I’ve been researching my family tree which includes the Lambton family (Earls of Durham). Frederick Lambton lived at Fenton Hall in 1911. His wife, Beatrix was Countess of Fenton. The family may still own it.
Brian,
I too may, be descended from the Lambtons. My birth mother was in service there ( she lived at Kilham, nearby). There is a story that I was born after an affair with someone up at the Lambton’s house. This would be in 1946.
However, of course, it may be very hard for me to take this further.
Sincerely Ian B Dick ( Alva, Scotland) ( birth name Martin Barnfield of Kilham.
Fenton House is in Pevsner (Northumberland) You haven’t looked hard enough.

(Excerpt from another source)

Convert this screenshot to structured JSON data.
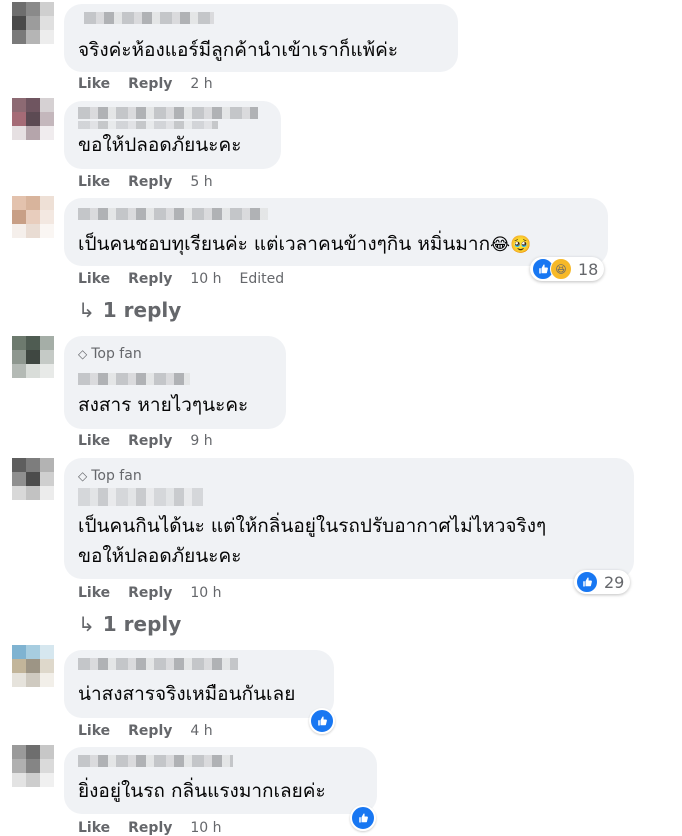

A score-draw on this one, Hal 9000. Fenton House is not included in the original – classic – edition of ‘The Buidlings of England: Northumberland’ (published 1957, republished 1987). But, yes, it does appear in the unwieldy 700-page mini-brick that is the 2nd edition (published 1992), ‘revised and expanded’ by a veritable committee of contributing authors:
‘This edition incorporates many of Sir Nikolaus’s stimulating insights, but also includes new interpretations made in the light of new research.’ Hmmm… as Stewart Lee once said, you can prove anything with facts!
It tells us Fenton was designed/built for the Durhams c.1870 by Thomas Farrer ‘in Tudor Gothic style’ but we also know that it now scores ever-so-slightly lower on the all important mystique-ometer…
There is an 1895 photograph of Fenton House in Christopher Simon Sykes, Country House Camera (1980), pp126-7).
Fenton House and its estate are currently on the market with GSC Grays. Their website has some photos of the house and grounds and the brochure which is downloadable from their website gives some titbits on the house itself.
Thanks Graham..yes, I’ve tweeted about this sale – https://twitter.com/handedon – will update the blog post if and when the place is sold (the first one I will have ‘lost’). Seems quite a steep asking price given the location but we’ll see..
I think its about the going asking price at the moment. The 2000 odd acres of farmland probably make up most of the asking price on their own. A nearby 600 acre arable farm is on the market for over £6 million at the moment. Whether anyone can actually justify paying that much is an entirely different question.
My family lived and worked on the estate for over twenty years.